Aardman’s captivating stop-motion animation sits comfortably alongside work like “Aau’s Song” from Cape Town studio Triggerfish – another stop-motion work, but of such grand scale and natural beauty that I began to wonder if this was made like that of PunkRobot season 2 short “In the Stars” which is a beautiful 3D stop motion style digital animation. It’s not, and the felt puppets in “Aau’s Song” absorb the episode’s vivid lighting into a wonderfully hazy glow, as it tells the story of Aau, a child gifted with a magical song.

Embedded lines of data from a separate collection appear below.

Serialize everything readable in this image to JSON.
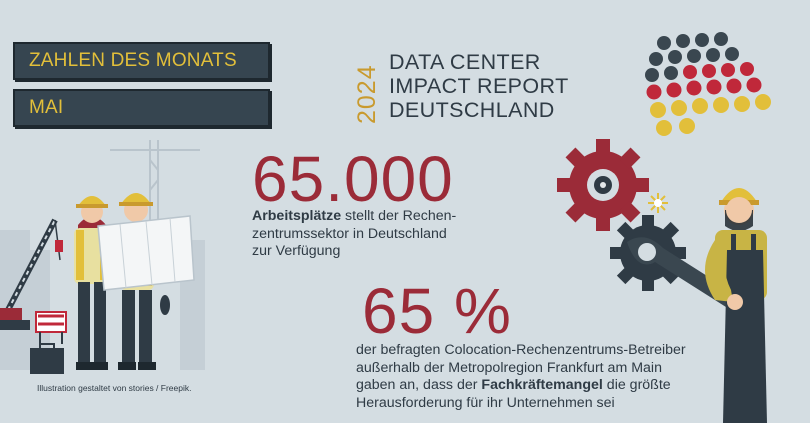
{
  "banners": {
    "title": "ZAHLEN DES MONATS",
    "month": "MAI"
  },
  "report": {
    "year": "2024",
    "line1": "DATA CENTER",
    "line2": "IMPACT REPORT",
    "line3": "DEUTSCHLAND"
  },
  "stat1": {
    "number": "65.000",
    "bold": "Arbeitsplätze",
    "line1_rest": " stellt der Rechen-",
    "line2": "zentrumssektor in Deutschland",
    "line3": "zur Verfügung"
  },
  "stat2": {
    "number": "65 %",
    "line1": "der befragten Colocation-Rechenzentrums-Betreiber",
    "line2": "außerhalb der Metropolregion Frankfurt am Main",
    "line3_pre": "gaben an, dass der ",
    "line3_bold": "Fachkräftemangel",
    "line3_post": " die größte",
    "line4": "Herausforderung für ihr Unternehmen sei"
  },
  "credit": "Illustration gestaltet von stories / Freepik.",
  "colors": {
    "accent_red": "#9b2b38",
    "banner_bg": "#364550",
    "banner_text": "#e2bf3a",
    "dot_dark": "#3a4750",
    "dot_red": "#c0283a",
    "dot_gold": "#e2bf3a",
    "background": "#d4dde2"
  },
  "icons": [
    "crane-icon",
    "gear-icon",
    "wrench-icon",
    "flag-dots-icon",
    "spark-icon"
  ]
}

As someone who spent much of his childhood growing up in South Africa, it was an uplifting experience to hear the accents reflected here and see the Cape Town-inspired people and vistas (with maybe a little bit of Peru too). what is so incredibly striking about it Star Wars: Visionsglobal approach. While the franchise has always taken bits and pieces of inspiration from different cultures in its fiction, it has rarely done so from those people’s point of view.

Image: D’Art Shatjio/Lucasfilm Ltd.

Those real-world inspirations in visions Season 2 gives the show a sense of urgency that the franchise felt deprived of, perhaps with the exception Andor. That sense of variance at the core of the series is reminiscent of what made the franchise so exciting, when George Lucas seemed to be able to switch between fantasy genres and hard sci-fi all in one scene. visionsMany different appearances feel traditional and forward-thinking at the same time, in terms of how it evolves the franchise’s iconography and its thematic interests while preserving what makes this universe so compelling.

All those angles can leave fans wanting more – almost any of these episodes could grow into a riveting feature film in its own right. But maybe that’s why visions is so captivating. This series creates stories of ephemeral beauty, stories that don’t overwhelm their welcome or diminish their (sometimes incredibly haunting) impact. Without having to continue with these stories, creators can come to an excitingly bleak conclusion, leaving room for the next Star Wars snapshot.

Where the show will go from here, who knows. (Waugh wouldn’t rule out revisiting Season 1’s approach: “Not to say we won’t be doing anime anymore — we love anime.”) That ability to take real Star Wars to every medium, to every interpretation of every country, is what makes visionscomprehensive approach feels so special. It’s like the franchise is finally capable of anything.